Aku mengucek mataku sambil mengumpat penulis itu lagi, dan Isidor mengerutkan bibirnya dengan tegas.

“Apa yang dilakukan orang selalu sama. Orang yang paling diuntungkan dari mengubah Mia Binoche menjadi Saintess mungkin berada di balik layar.”

-----------------------

Thanksgiving, festival terbesar di Kekaisaran, berakhir, dan cuaca mulai berubah menjadi musim dingin yang dingin.

“Aku bosan kedinginan.”

Mia mengerutkan kening saat teringat rumah tua keluarga Binoche, yang anginnya kencang.
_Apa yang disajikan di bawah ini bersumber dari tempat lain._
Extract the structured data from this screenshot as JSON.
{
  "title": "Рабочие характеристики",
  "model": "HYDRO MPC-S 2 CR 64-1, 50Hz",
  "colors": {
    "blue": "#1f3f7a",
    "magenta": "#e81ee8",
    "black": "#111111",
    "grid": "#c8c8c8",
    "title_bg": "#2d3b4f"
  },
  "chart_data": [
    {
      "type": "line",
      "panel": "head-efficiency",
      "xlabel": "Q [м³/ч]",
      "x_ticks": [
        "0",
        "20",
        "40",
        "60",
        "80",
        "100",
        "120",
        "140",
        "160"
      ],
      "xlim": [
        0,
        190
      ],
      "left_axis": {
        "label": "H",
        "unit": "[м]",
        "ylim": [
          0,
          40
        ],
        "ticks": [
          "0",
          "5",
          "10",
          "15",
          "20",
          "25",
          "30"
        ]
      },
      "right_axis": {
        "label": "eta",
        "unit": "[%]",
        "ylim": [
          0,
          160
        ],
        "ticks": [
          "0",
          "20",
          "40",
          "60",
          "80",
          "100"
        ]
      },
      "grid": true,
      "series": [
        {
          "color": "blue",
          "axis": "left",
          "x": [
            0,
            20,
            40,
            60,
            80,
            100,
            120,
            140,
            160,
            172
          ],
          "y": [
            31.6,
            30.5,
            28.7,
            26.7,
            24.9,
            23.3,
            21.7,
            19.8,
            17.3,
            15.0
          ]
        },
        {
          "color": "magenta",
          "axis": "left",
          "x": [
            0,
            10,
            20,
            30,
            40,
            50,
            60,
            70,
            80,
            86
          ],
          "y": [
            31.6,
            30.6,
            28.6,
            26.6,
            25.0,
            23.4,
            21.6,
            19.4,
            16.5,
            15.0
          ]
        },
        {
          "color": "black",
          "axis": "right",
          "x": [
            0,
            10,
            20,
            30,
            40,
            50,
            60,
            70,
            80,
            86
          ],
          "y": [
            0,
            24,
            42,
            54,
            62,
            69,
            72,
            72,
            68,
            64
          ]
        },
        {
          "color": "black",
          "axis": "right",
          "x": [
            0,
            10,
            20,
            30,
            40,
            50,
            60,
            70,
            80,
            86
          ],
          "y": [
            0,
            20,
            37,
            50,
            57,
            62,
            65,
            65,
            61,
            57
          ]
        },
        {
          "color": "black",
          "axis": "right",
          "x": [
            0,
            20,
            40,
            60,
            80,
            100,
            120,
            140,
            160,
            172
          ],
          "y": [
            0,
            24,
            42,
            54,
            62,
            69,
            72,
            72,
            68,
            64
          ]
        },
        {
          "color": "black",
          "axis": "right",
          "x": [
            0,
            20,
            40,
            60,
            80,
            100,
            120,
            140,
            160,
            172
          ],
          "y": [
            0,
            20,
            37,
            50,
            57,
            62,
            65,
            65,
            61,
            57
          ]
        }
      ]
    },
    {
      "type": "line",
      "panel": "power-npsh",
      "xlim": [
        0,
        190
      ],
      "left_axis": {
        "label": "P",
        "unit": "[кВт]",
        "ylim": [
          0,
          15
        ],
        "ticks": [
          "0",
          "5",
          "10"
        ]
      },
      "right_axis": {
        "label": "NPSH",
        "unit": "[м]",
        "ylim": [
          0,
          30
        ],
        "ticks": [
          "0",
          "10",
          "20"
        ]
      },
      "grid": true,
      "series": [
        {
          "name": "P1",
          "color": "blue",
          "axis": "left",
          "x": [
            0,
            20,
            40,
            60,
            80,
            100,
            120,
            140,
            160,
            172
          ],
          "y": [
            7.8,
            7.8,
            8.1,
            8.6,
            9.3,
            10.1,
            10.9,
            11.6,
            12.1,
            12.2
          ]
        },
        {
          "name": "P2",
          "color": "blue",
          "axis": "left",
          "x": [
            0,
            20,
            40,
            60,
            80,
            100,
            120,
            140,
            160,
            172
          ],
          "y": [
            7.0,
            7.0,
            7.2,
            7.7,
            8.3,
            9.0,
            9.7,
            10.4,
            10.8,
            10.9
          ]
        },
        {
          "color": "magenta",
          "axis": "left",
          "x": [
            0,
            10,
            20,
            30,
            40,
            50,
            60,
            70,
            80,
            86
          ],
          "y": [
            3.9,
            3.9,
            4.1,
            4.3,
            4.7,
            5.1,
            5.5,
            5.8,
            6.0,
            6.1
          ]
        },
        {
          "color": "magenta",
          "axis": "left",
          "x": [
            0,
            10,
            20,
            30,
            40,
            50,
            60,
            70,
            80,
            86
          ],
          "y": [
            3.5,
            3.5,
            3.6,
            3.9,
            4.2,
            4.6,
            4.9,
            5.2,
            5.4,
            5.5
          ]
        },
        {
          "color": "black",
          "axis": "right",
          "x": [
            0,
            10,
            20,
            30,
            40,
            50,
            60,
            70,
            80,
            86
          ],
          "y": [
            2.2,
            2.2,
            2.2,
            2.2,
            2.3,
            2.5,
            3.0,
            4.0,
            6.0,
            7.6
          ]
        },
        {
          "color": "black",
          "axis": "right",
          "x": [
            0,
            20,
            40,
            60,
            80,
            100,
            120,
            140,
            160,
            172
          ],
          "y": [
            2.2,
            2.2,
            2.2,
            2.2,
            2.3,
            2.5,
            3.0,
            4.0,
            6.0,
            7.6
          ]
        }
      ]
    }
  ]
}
Mia, yang ingin mengenakan mantel bulu rubah perak tetapi mengenakan jubah usang agar tampak sopan dan sederhana, mampir ke kamar bayi yang pernah dikunjunginya di masa lalu dengan asisten yang ditugaskan kepadanya oleh Marquis Franois.

“Aku bekerja keras, mengapa para bangsawan meragukanku?”

Mia yang mendapat tatapan curiga dari beberapa bangsawan dan Putra Mahkota di pesta dansa, terobsesi untuk menunjukkan perbuatan baik.

“Seperti yang diharapkan dari Mia-nim. Siapa pun bisa percaya bahwa dia benar-benar inkarnasi dari Saint.”

Seorang pendeta melewati panti asuhan dan memuji dedikasinya, tetapi dia tidak merasa puas.

Bukan kekagumannya terhadap hal-hal yang rendah dan tak penting yang membuatnya merasa senang, melainkan pandangan iri dari para bangsawan yang berpura-pura mulia.

“Jika kamu melakukan perbuatan baik, kamu dapat mengubah opini negatif masyarakat terhadap kamu.”

Teringat kata-kata Marquis Franois, dia menyerahkan permata yang diterimanya dari para bangsawan kepada direktur panti asuhan sambil tersenyum kaku.

“Ini kecil, tapi aku harap ini membantu anak-anak.”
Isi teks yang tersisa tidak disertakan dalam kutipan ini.